Friday, December 3, 2010

Going Green for Green


Almost every newspaper or magazine has an article on going green. I'm behind these efforts.

The media have stepped up to educate consumers to the reality that this is exactly what we're doing - consuming. Then they show us how we can balance our consumption and even turn it around.

The green approach might, as a side, help sell green products. It is media's reason for pitching green some cynics suggest. I say hurrah to the endeavor whatever the intention that lies behind it.

There will always be marketing. If some products pitched to the public actually have gentler agents in them or appliances are engineered to require less electricity or water I say more power to the process.

Niches are continually being created for the new. Right now green is an effective niche. It plays to the need for all of us to seriously examine our right to consume without regulation even if it's only self-regulation.

Turning off lights and TV when not in use, walking or biking to cut some necessary car travel (yes, Starbucks coffee counts as necessary trips at times) and reworking and rethinking how we use energy pays back in terms of responsibly conserving.

The commitment to recycle, reuse and reinvent saves in the pocket. More importantly it adds to the global movement to treat our Earth more kindly.

In our household we work at being diligent in returning grocery bags to the store. We use the bags until they're in sad condition. Limp and thin from wear their next journey can only be to the recycling bin.

We run in streaks. Sometimes we get the bags along with us every time. Just like that. Then we go through a period of not remembering. As I tug the store's brown bags out from under to fill with groceries I try not to think of trees being cut. "Sorry," I tell the bag. "This time we forgot."

For quite awhile I've watched people bring their own totes. Many of the totes have store logos on them. They're used for shopping at that particular store. But some totes are taken all around town.

It looks crisp and very European to have a shopper tote dangling from the arm. It makes the shoppers look like thinkers and planners. I'm going shopping and I'm prepared is their mantra as they set out toting their totes.

The idea of joining the shopper tote people grew on me. The other day a dark-green tote caught my eye. It was selling at a check-out counter at the local store. It appeared durable. It had a classy look. It was a size I like, not overlarge but big enough to hold the food items I often run in for.

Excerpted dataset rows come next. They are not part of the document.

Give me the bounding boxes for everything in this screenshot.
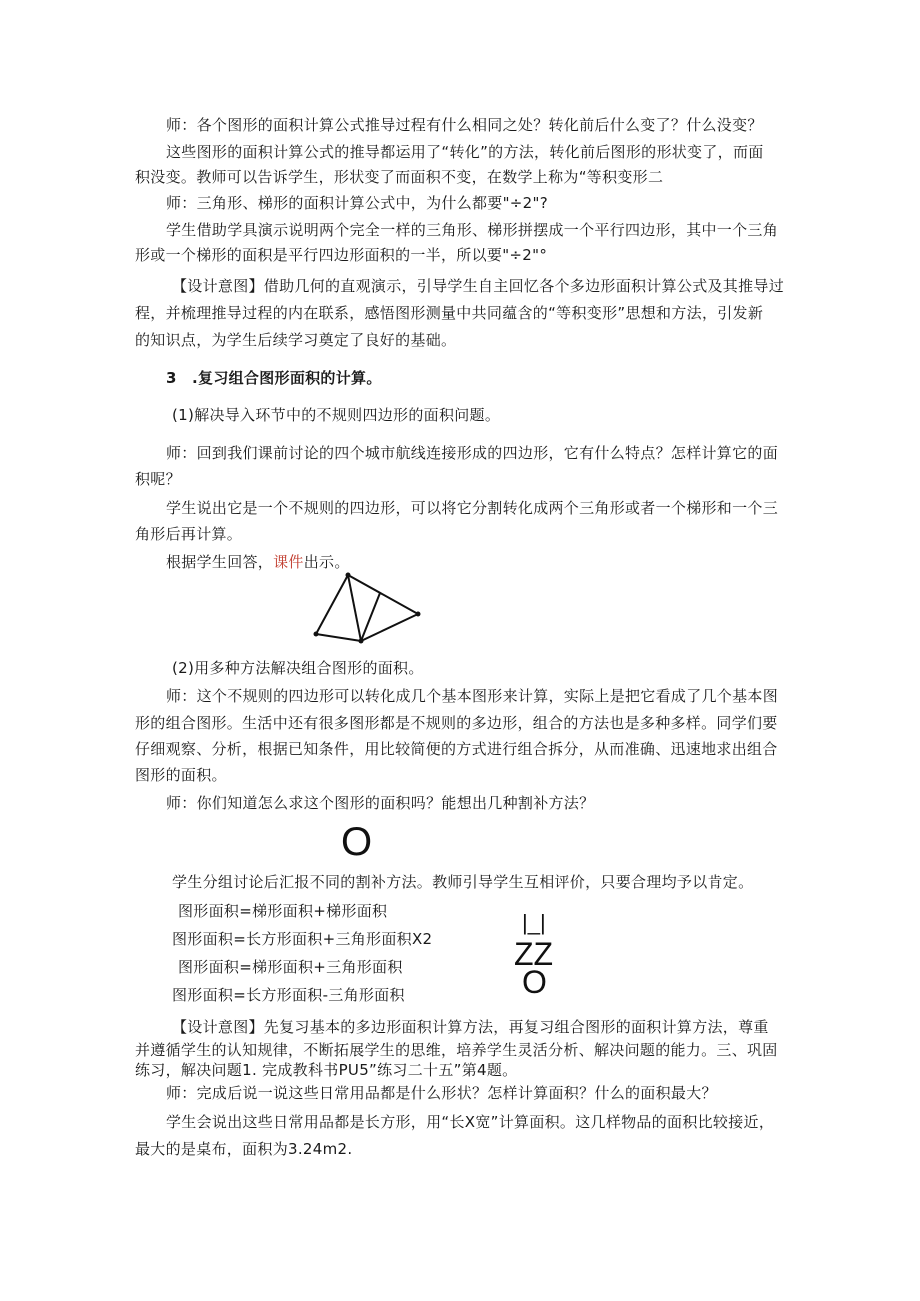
paragraph-teacher-question-1: 师：各个图形的面积计算公式推导过程有什么相同之处？转化前后什么变了？什么没变？ (166, 116, 763, 134)
paragraph-teacher-question-4: 师：完成后说一说这些日常用品都是什么形状？怎样计算面积？什么的面积最大？ (166, 1084, 717, 1102)
diagonal-line (348, 575, 361, 641)
subsection-heading: (2)用多种方法解决组合图形的面积。 (172, 659, 424, 677)
paragraph-teacher-question-3: 师：你们知道怎么求这个图形的面积吗？能想出几种割补方法？ (166, 794, 595, 812)
courseware-highlight: 课件 (273, 553, 304, 571)
paragraph-line: 仔细观察、分析，根据已知条件，用比较简便的方式进行组合拆分，从而准确、迅速地求出组合 (135, 740, 778, 758)
paragraph-line: 练习，解决问题1. 完成教科书PU5”练习二十五”第4题。 (135, 1061, 518, 1079)
design-intent-line: 【设计意图】先复习基本的多边形面积计算方法，再复习组合图形的面积计算方法，尊重 (172, 1018, 769, 1036)
ocr-fragment: ZZ (514, 936, 554, 972)
paragraph-line: 师：这个不规则的四边形可以转化成几个基本图形来计算，实际上是把它看成了几个基本图 (166, 687, 779, 705)
paragraph-line: 积没变。教师可以告诉学生，形状变了而面积不变，在数学上称为“等积变形二 (135, 168, 664, 186)
paragraph-line: 程，并梳理推导过程的内在联系，感悟图形测量中共同蕴含的“等积变形”思想和方法，引发新 (135, 304, 764, 322)
paragraph-line: 形或一个梯形的面积是平行四边形面积的一半，所以要"÷2"° (135, 246, 548, 264)
paragraph-line: 积呢？ (135, 470, 181, 488)
paragraph-line: 学生会说出这些日常用品都是长方形，用“长X宽”计算面积。这几样物品的面积比较接近， (166, 1113, 775, 1131)
formula-line: 图形面积=长方形面积+三角形面积X2 (172, 930, 433, 948)
paragraph-line: 这些图形的面积计算公式的推导都运用了“转化”的方法，转化前后图形的形状变了，而面 (166, 143, 764, 161)
text-span: 出示。 (303, 553, 350, 571)
quadrilateral-figure (300, 568, 430, 648)
paragraph-line: 并遵循学生的认知规律，不断拓展学生的思维，培养学生灵活分析、解决问题的能力。三、巩固 (135, 1041, 778, 1059)
ocr-fragment: O (522, 964, 547, 1000)
vertex-dot (416, 612, 421, 617)
paragraph-line: 学生说出它是一个不规则的四边形，可以将它分割转化成两个三角形或者一个梯形和一个三 (166, 499, 779, 517)
formula-line: 图形面积=梯形面积+梯形面积 (178, 902, 388, 920)
paragraph-line: 的知识点，为学生后续学习奠定了良好的基础。 (135, 331, 457, 349)
vertex-dot (359, 639, 364, 644)
paragraph-line: 学生借助学具演示说明两个完全一样的三角形、梯形拼摆成一个平行四边形，其中一个三角 (166, 221, 779, 239)
text-span: 根据学生回答， (166, 553, 274, 571)
paragraph-line: 学生分组讨论后汇报不同的割补方法。教师引导学生互相评价，只要合理均予以肯定。 (172, 873, 754, 891)
paragraph-line: 图形的面积。 (135, 766, 227, 784)
paragraph-line: 形的组合图形。生活中还有很多图形都是不规则的多边形，组合的方法也是多种多样。同学们要 (135, 714, 778, 732)
section-heading: 3 .复习组合图形面积的计算。 (166, 369, 382, 387)
paragraph-line: 角形后再计算。 (135, 525, 243, 543)
ocr-fragment-o: O (341, 820, 373, 864)
paragraph-line: 师：回到我们课前讨论的四个城市航线连接形成的四边形，它有什么特点？怎样计算它的面 (166, 444, 779, 462)
vertex-dot (346, 573, 351, 578)
subsection-heading: (1)解决导入环节中的不规则四边形的面积问题。 (172, 406, 501, 424)
vertex-dot (314, 632, 319, 637)
formula-line: 图形面积=长方形面积-三角形面积 (172, 986, 405, 1004)
paragraph-teacher-question-2: 师：三角形、梯形的面积计算公式中，为什么都要"÷2"? (166, 194, 548, 212)
quadrilateral-outline (316, 575, 418, 641)
paragraph-line: 最大的是桌布，面积为3.24m2. (135, 1140, 353, 1158)
design-intent-line: 【设计意图】借助几何的直观演示，引导学生自主回忆各个多边形面积计算公式及其推导过 (172, 277, 785, 295)
ocr-fragment: |_| (522, 910, 546, 935)
formula-line: 图形面积=梯形面积+三角形面积 (178, 958, 403, 976)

I turned to the fellow who was filling the nearby candy racks. "I really should buy this," I said to him.

"You really should," he answered agreeably, looking up.

"I will but not this time," I told him. I wheeled the cart to a counter that was open. Since I had to wait in line anyway I followed my original impulse. I went back for the tote.

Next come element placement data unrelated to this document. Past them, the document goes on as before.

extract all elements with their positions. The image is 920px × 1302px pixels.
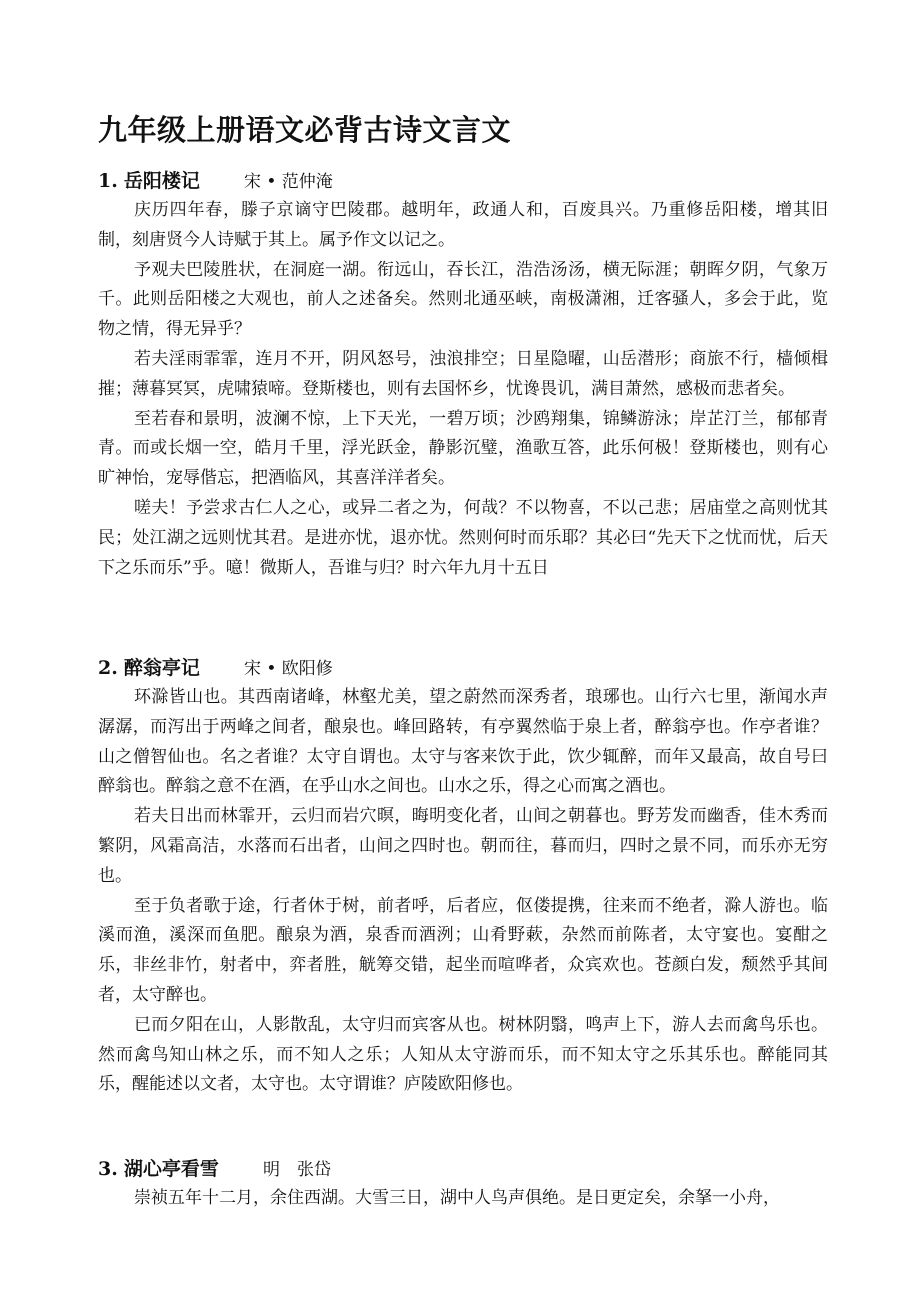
section-title: 醉翁亭记 — [123, 657, 200, 679]
paragraph: 若夫淫雨霏霏，连月不开，阴风怒号，浊浪排空；日星隐曜，山岳潜形；商旅不行，樯倾楫摧；薄暮冥冥，虎啸猿啼。登斯楼也，则有去国怀乡，忧谗畏讥，满目萧然，感极而悲者矣。 — [98, 348, 828, 399]
document-title: 九年级上册语文必背古诗文言文 — [98, 113, 512, 147]
paragraph: 已而夕阳在山，人影散乱，太守归而宾客从也。树林阴翳，鸣声上下，游人去而禽鸟乐也。然而禽鸟知山林之乐，而不知人之乐；人知从太守游而乐，而不知太守之乐其乐也。醉能同其乐，醒能述以文者，太守也。太守谓谁？庐陵欧阳修也。 — [98, 1014, 828, 1095]
paragraph: 崇祯五年十二月，余住西湖。大雪三日，湖中人鸟声俱绝。是日更定矣，余拏一小舟， — [134, 1188, 780, 1208]
section-zuiwengting — [98, 653, 828, 1100]
paragraph: 若夫日出而林霏开，云归而岩穴暝，晦明变化者，山间之朝暮也。野芳发而幽香，佳木秀而繁阴，风霜高洁，水落而石出者，山间之四时也。朝而往，暮而归，四时之景不同，而乐亦无穷也。 — [98, 806, 828, 886]
section-heading — [98, 1154, 828, 1184]
section-yueyanglou — [98, 166, 828, 583]
section-title: 湖心亭看雪 — [123, 1158, 219, 1180]
section-huxintingkanxue — [98, 1154, 828, 1214]
paragraph: 嗟夫！予尝求古仁人之心，或异二者之为，何哉？不以物喜，不以己悲；居庙堂之高则忧其民；处江湖之远则忧其君。是进亦忧，退亦忧。然则何时而乐耶？其必曰“先天下之忧而忧，后天下之乐而乐”乎。噫！微斯人，吾谁与归？时六年九月十五日 — [98, 497, 828, 578]
section-number: 3. — [98, 1158, 118, 1180]
section-author: 明 张岱 — [262, 1160, 331, 1180]
section-author: 宋 • 欧阳修 — [243, 659, 333, 679]
section-heading — [98, 653, 828, 683]
section-author: 宋 • 范仲淹 — [243, 172, 333, 192]
paragraph: 至于负者歌于途，行者休于树，前者呼，后者应，伛偻提携，往来而不绝者，滁人游也。临溪而渔，溪深而鱼肥。酿泉为酒，泉香而酒洌；山肴野蔌，杂然而前陈者，太守宴也。宴酣之乐，非丝非竹，射者中，弈者胜，觥筹交错，起坐而喧哗者，众宾欢也。苍颜白发，颓然乎其间者，太守醉也。 — [98, 895, 828, 1005]
section-number: 1. — [98, 170, 118, 192]
paragraph: 予观夫巴陵胜状，在洞庭一湖。衔远山，吞长江，浩浩汤汤，横无际涯；朝晖夕阴，气象万千。此则岳阳楼之大观也，前人之述备矣。然则北通巫峡，南极潇湘，迁客骚人，多会于此，览物之情，得无异乎？ — [98, 259, 828, 340]
paragraph: 庆历四年春，滕子京谪守巴陵郡。越明年，政通人和，百废具兴。乃重修岳阳楼，增其旧制，刻唐贤今人诗赋于其上。属予作文以记之。 — [98, 200, 828, 250]
section-title: 岳阳楼记 — [123, 170, 200, 192]
paragraph: 环滁皆山也。其西南诸峰，林壑尤美，望之蔚然而深秀者，琅琊也。山行六七里，渐闻水声潺潺，而泻出于两峰之间者，酿泉也。峰回路转，有亭翼然临于泉上者，醉翁亭也。作亭者谁？山之僧智仙也。名之者谁？太守自谓也。太守与客来饮于此，饮少辄醉，而年又最高，故自号曰醉翁也。醉翁之意不在酒，在乎山水之间也。山水之乐，得之心而寓之酒也。 — [98, 687, 828, 797]
section-heading — [98, 166, 828, 196]
section-number: 2. — [98, 657, 118, 679]
paragraph: 至若春和景明，波澜不惊，上下天光，一碧万顷；沙鸥翔集，锦鳞游泳；岸芷汀兰，郁郁青青。而或长烟一空，皓月千里，浮光跃金，静影沉璧，渔歌互答，此乐何极！登斯楼也，则有心旷神怡，宠辱偕忘，把酒临风，其喜洋洋者矣。 — [98, 408, 828, 489]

"You convinced me to buy it," I told the man still shelving Snicker bars and other favorites which my resolve not to buy had made me feel virtuous.

"And I don't even work here," he said with a grin. He appeared happy to assist the store that gives his company business.

I was happy to finally own a shopper bag. So everybody was happy and I only had to pay $1.50 for the green save-the-world-this-is-a-start grocery tote.